An Appreciation – Chungking Express
The idea of a woman breaking into a man’s home – a person whom she knows really on a casual level – does come off as a bit strange on paper. Shockingly, WKW manages to handle this set up without ever making it feel creepy. Not once do we think that Faye goes into 663’s apartment with malicious intent. She does so to earnestly help a person that she is growing more and more fond of. In a weird way, seeing Faye change out the bars of soap and stuffed animals feels comforting and even loving.
The second half is where the tone becomes sweeter and more dreamlike. Where 223 and The Woman’s story is told with hyperkinetic visuals, WKW and Doyle slow things down with 223 and Faye. The color palette becomes brighter and warmer – instead of the neon lights sparkling in the night, we get the warm sunshine bouncing off windowpanes and counter tops. Where the first half is filled with melancholy, the second has a far more playful, hopeful tone. WKW tends to focus more on happier moments through this stretch. In one of the best scenes, he shows a flashback to a love scene between 663 and the airline stewardess, culminating with 663 pretending to land a toy plane on her bare back. It’s these small details of heart, revealing the connections these characters have, that enriches the narrative.
Chungking Express isn’t so much about story as it is about feeling. How the characters think and relate to one another are far more important than what a second-rate plot would have them do. Both 223 and 663 are police officers, but they don’t spend that much time doing police work. 663’s relationship with Faye isn’t based on big, moving speeches, but more on subtle glances and small feats of generosity. Tony Leung is one of the best actors to utilize this approach. He can say so much with just his face, in how he lights a cigarette or simple walks into a scene. WKW knows this – he repeats a shot where 663 walks up to the camera, turning a wide shot into a closeup. Leung is able to tell us everything his character is going through without ever having to say a word.
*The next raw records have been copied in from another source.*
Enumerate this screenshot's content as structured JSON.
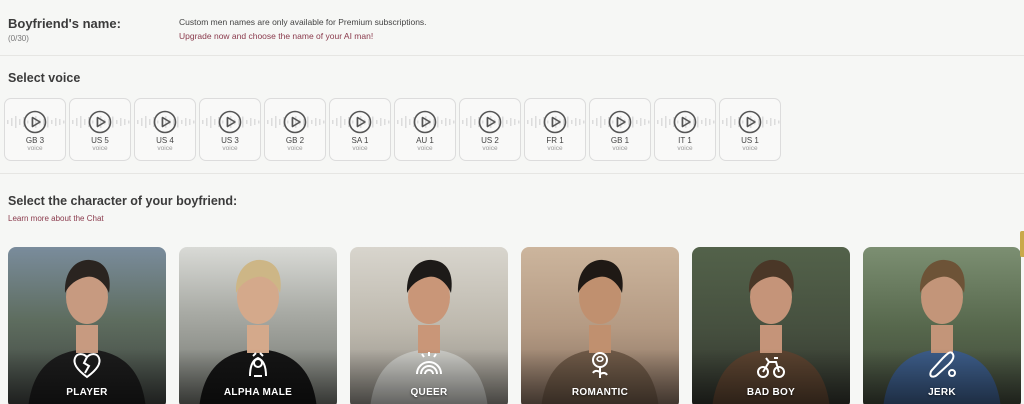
{
  "name_section": {
    "title": "Boyfriend's name:",
    "counter": "(0/30)",
    "premium_note": "Custom men names are only available for Premium subscriptions.",
    "upgrade_link": "Upgrade now and choose the name of your AI man!"
  },
  "voice_section": {
    "title": "Select voice",
    "voices": [
      {
        "code": "GB 3",
        "sub": "voice"
      },
      {
        "code": "US 5",
        "sub": "voice"
      },
      {
        "code": "US 4",
        "sub": "voice"
      },
      {
        "code": "US 3",
        "sub": "voice"
      },
      {
        "code": "GB 2",
        "sub": "voice"
      },
      {
        "code": "SA 1",
        "sub": "voice"
      },
      {
        "code": "AU 1",
        "sub": "voice"
      },
      {
        "code": "US 2",
        "sub": "voice"
      },
      {
        "code": "FR 1",
        "sub": "voice"
      },
      {
        "code": "GB 1",
        "sub": "voice"
      },
      {
        "code": "IT 1",
        "sub": "voice"
      },
      {
        "code": "US 1",
        "sub": "voice"
      }
    ]
  },
  "character_section": {
    "title": "Select the character of your boyfriend:",
    "learn_link": "Learn more about the Chat",
    "characters": [
      {
        "label": "PLAYER",
        "icon": "broken-heart-icon"
      },
      {
        "label": "ALPHA MALE",
        "icon": "lion-icon"
      },
      {
        "label": "QUEER",
        "icon": "rainbow-icon"
      },
      {
        "label": "ROMANTIC",
        "icon": "rose-icon"
      },
      {
        "label": "BAD BOY",
        "icon": "motorcycle-icon"
      },
      {
        "label": "JERK",
        "icon": "baseball-bat-icon"
      }
    ]
  },
  "colors": {
    "accent_link": "#8a3a4c",
    "page_bg": "#f6f7f5"
  }
}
The star of the show, without question, is Faye Wong as the dancing, eccentric restaurant employee. Wong is a constant ball of energy; she seems to embody the entire spirit of Chungking Express. She is always playing music, always moving to her own beat. This is likely due to Wong being one of the biggest Asian pop stars of time, she even lends her voice to the cover to the Cranberry’s song Dreams, which is included in the film’s soundtrack. Wong’s musical background allows her to play the character of Faye at a kind of sideways, unorthodox fashion. She stands out from everyone else in the way she moves, dresses, and acts. Some might degrade her performance simply as that of a “Manic Pixie Dreamgirl,” but that would diminish the quality Wong brings to the role. She isn’t being “weird” or “quirky” just for the sake of being so. Her performance has a grounded, relaxed, and natural appeal that is believable and captivating.
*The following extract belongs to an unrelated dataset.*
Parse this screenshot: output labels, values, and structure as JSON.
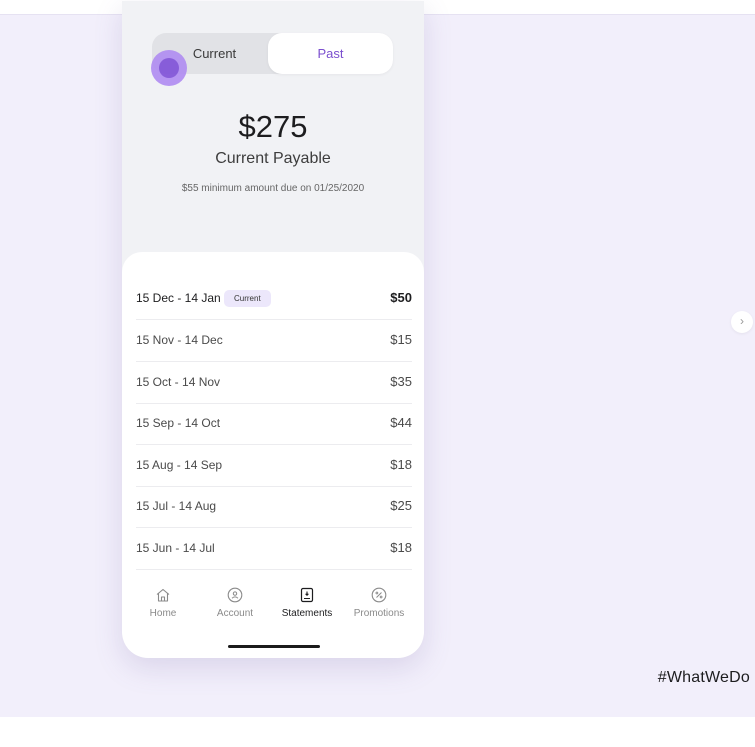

Music has already played a large part in WKW films, and this is no exception. He constantly replays particular pieces of music. With 223 and The Woman in a Blonde Wig, he reuses Dinah Washington’s What Difference A Day Makes. And with 663 and Faye, he uses the Mamas and Papas California Dreamin’. Not only do both songs establish the texture of each story, but they are repeated multiple times as a marker for the emotional states of the characters. Like he does later with In the Mood for Love (2000), WKW uses music like a psychological pinpoint, repeating the song over and over in contrast to how the characters develop over time. When we first hear California Dreamin’, it’s played by Faye as she is working at the food stand. Notice how the song slowly shift from Faye to 663. By the end, it’s 663 who is playing the song at a high volume, and interestingly enough, he and Faye have switched spots on either side of the food counter.
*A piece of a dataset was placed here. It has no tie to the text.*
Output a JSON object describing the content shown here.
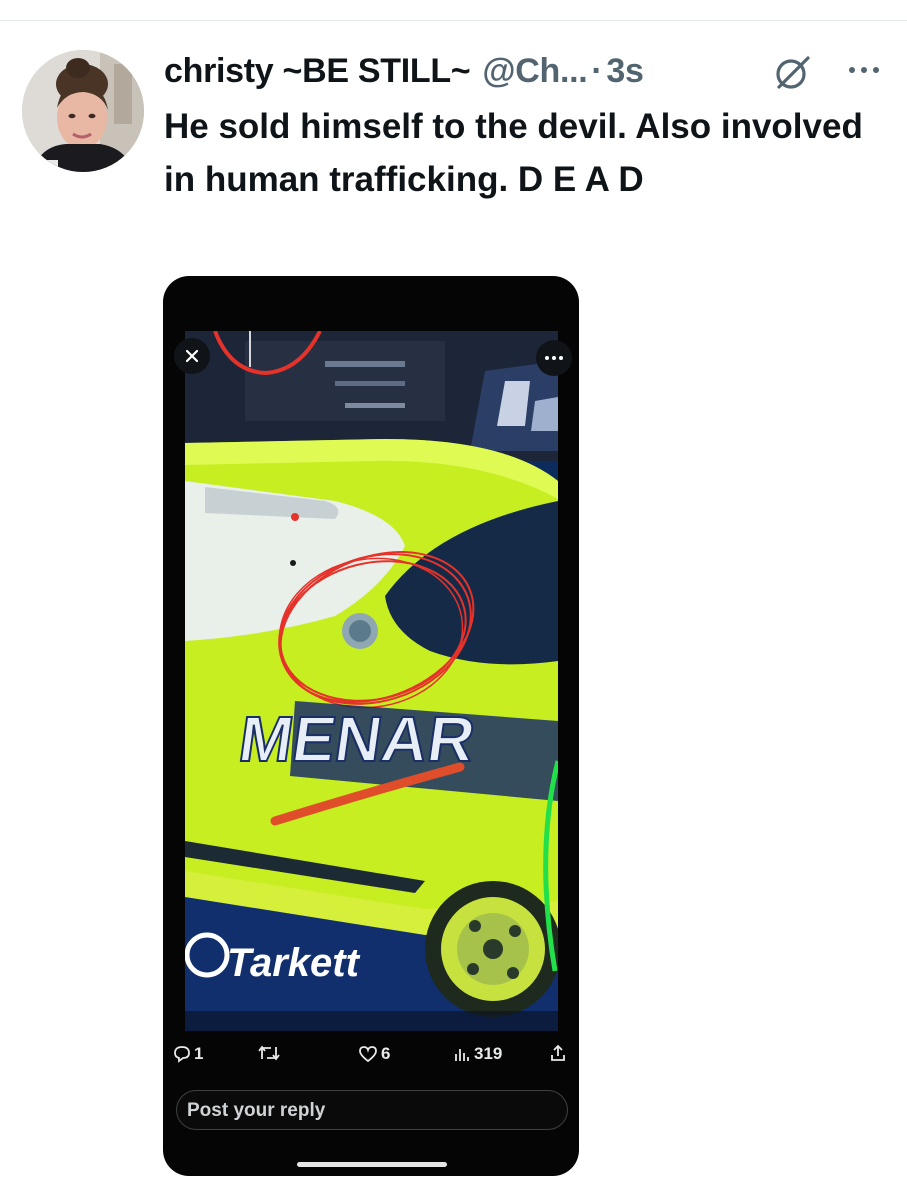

WKW is notorious for deviating from his scripts, if he even has one to begin with. He is constantly molding and then remolding his narratives, coming in with ideas in mind but completely open to exploring different tangents as they present themselves. This method can push the shooting and editing processes to exceeding long timeframes. In the Mood for Love took fifteen months just for principle photography. Chungking Express did not take nearly as long, as it was reported that filming only took 23 days. But WKW shot so much footage that he actually had to cut an entire story out and expanded it to be its own feature length film, Fallen Angels (1995). The decision was a smart one, as that film wouldn’t mesh well with the other stories. But it’s an indicator of how WKW can branch out and try different things. Where other filmmakers work strictly inside of their creative boxes, WKW seems to only live outside of his own.
Chungking Express is an intoxicating and exhilarating experience. The themes are universal, but the presentation is unique and personal. It feels like we’re letting go of the steering wheel and allowing WKW to take us for a ride, taking detours we don’t see coming but are more than willing to follow. It’s as random and beautiful as life itself.